Reforça essa posição a forma como se deu o processo de impeachment de Lugo. O golpe "constitucional", revestido de legalidade armado pelo Poder Legislativo, ocorreu em questão de horas, sem que Lugo tivesse o direito básico da ampla defesa. Para se ter uma ideia, o processo que destituiu o ex-presidente Fernando Collor no Brasil, desde sua abertura até o julgamento final, levou seis meses para ser concluído. A pressa em depor Lugo foi um sinal claro de que o ocorrido passou ao largo do que se entende por Estado Democrático de Direito.
O motivo apresentado pelo Congresso paraguaio para o julgamento e condenação de Lugo — o mau desempenho de suas funções, tendo como estopim um confronto sangrento entre exército e camponeses —, além da falta de provas e investigação, evidencia o absurdo de um golpe que já estava sendo articulado pelas forças conservadoras, que sempre se beneficiaram das atividades criminosas que Lugo vinha combatendo — notadamente, o comércio ilegal, o narcotráfico e a corrupção.
Infelizmente, a fragilidade interna vivida no cargo pelo presidente paraguaio — que enfrentava desde o início de seu mandado forte resistência às reformas sociais que tentava implementar e quase nenhuma sustentação política — impediu que a reação popular nas ruas tivesse forças para barrar o golpe em curso. A delegação de chanceleres da União das Nações da América do Sul (Unasul), enviada à capital paraguaia para tentar dissuadir os conspiradores, esforçou-se em interromper o levante, mas não encontrou nenhum interesse de diálogo.
A contestação da legitimidade do governo de Federico Franco — o vice-presidente que, "de bom grado", assumiu o poder — e as sanções diplomáticas que começam a ser impostas são as formas de resistência adotadas pelos países latino-americanos.
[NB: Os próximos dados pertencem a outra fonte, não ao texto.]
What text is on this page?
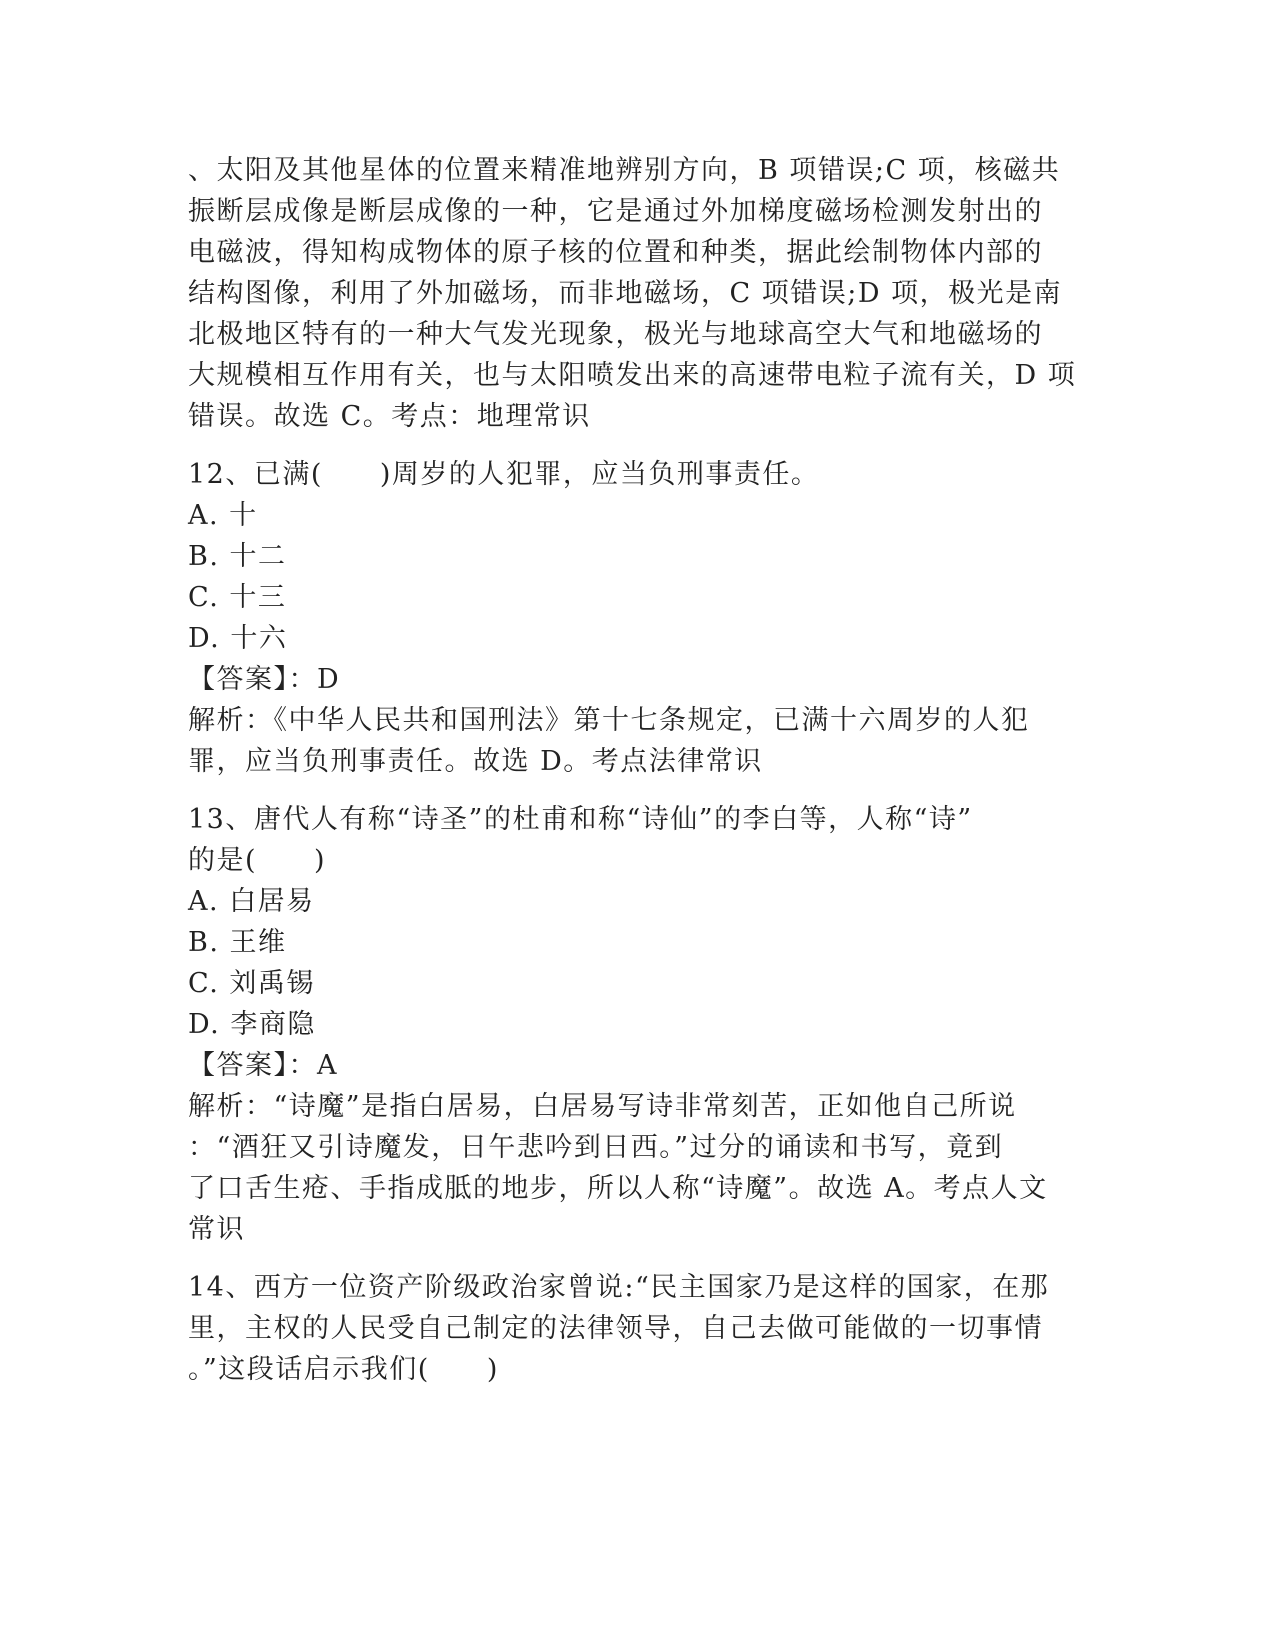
、太阳及其他星体的位置来精准地辨别方向，B 项错误;C 项，核磁共
振断层成像是断层成像的一种，它是通过外加梯度磁场检测发射出的
电磁波，得知构成物体的原子核的位置和种类，据此绘制物体内部的
结构图像，利用了外加磁场，而非地磁场，C 项错误;D 项，极光是南
北极地区特有的一种大气发光现象，极光与地球高空大气和地磁场的
大规模相互作用有关，也与太阳喷发出来的高速带电粒子流有关，D 项
错误。故选 C。考点：地理常识
12、已满(　　)周岁的人犯罪，应当负刑事责任。
A. 十
B. 十二
C. 十三
D. 十六
【答案】：D
解析：《中华人民共和国刑法》第十七条规定，已满十六周岁的人犯
罪，应当负刑事责任。故选 D。考点法律常识
13、唐代人有称“诗圣”的杜甫和称“诗仙”的李白等，人称“诗”
的是(　　)
A. 白居易
B. 王维
C. 刘禹锡
D. 李商隐
【答案】：A
解析：“诗魔”是指白居易，白居易写诗非常刻苦，正如他自己所说
：“酒狂又引诗魔发，日午悲吟到日西。”过分的诵读和书写，竟到
了口舌生疮、手指成胝的地步，所以人称“诗魔”。故选 A。考点人文
常识
14、西方一位资产阶级政治家曾说:“民主国家乃是这样的国家，在那
里，主权的人民受自己制定的法律领导，自己去做可能做的一切事情
。”这段话启示我们(　　)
A suspensão da participação do Paraguai na Unasul e no Mercosul aguarda apenas ser ratificada. Venezuela, Equador, Bolívia, Argentina, Uruguai, Peru, Brasil e Chile retiraram ou chamaram para consulta seus embaixadores em Assunção. El Salvador não reconheceu o novo presidente paraguaio e propôs que os países membros do Sistema de Integração Centroamericano (SICA) façam o mesmo. Sanções de limitação de comércio, como a interrupção do envio de petróleo anunciado pelo presidente venezuelano, Hugo Chávez, começam a acontecer.
Essas medidas são respostas à flagrante violação da ordem constitucional. O protocolo da Unasul prevê não só a suspensão do país que teve ruptura democrática do bloco, mas também o fechamento parcial ou total das fronteiras terrestres com o Estado afetado e a suspensão ou limitação do comércio, transporte aéreo e marítimo, fornecimento de energia, serviços e abastecimento. Mas não podemos nos esquecer de que restrições econômicas trazem graves repercussões para o povo paraguaio e não podemos castigá-lo ainda mais. Os cahanceleres dos países do Mercosul já sinalizaram que promoverão a suspensão do país do bloco, sem entretanto aplicar sanções econômicas.
Por outro lado, países como Alemanha, Espanha, EUA e Canadá estão classificando como "normal" o golpe e reconhecendo a legitimidade do novo governo paraguaio, talvez porque estejam a salvo dos reflexos mais diretos dessa situação, diferentemente do que acontece com os países da América Latina.
Para o nosso continente, não são apenas as implicações diplomáticas e econômicas que nos obrigam a redobrar a atenção quando governos democraticamente constituídos sofrem uma interrupção abrupta como a do Paraguai. Não podemos deixar o episódio passar sem uma resposta à altura porque, além de ser inaceitável, a ruptura democrática em um país vizinho e irmão constitui-se uma ameaça. Sabemos bem os riscos que enfrentaremos ao deixarmos uma lacuna nessa questão.
As reações favoráveis ao golpe de setores políticos conservadores no Brasil, Argentina, Bolívia, Chile, Equador e Venezuela, bem como o tom de apoio adotado por boa parte da grande imprensa desses países, são reveladoras. Acusações sem prova, como as que alijaram Lugo da Presidência, são usualmente utilizadas no discurso da oposição e da mídia latino-americanas. Bolívia, Equador e Venezuela, de formas distintas, foram vítimas de tentativas golpistas recentes, as quais, felizmente, não vingaram.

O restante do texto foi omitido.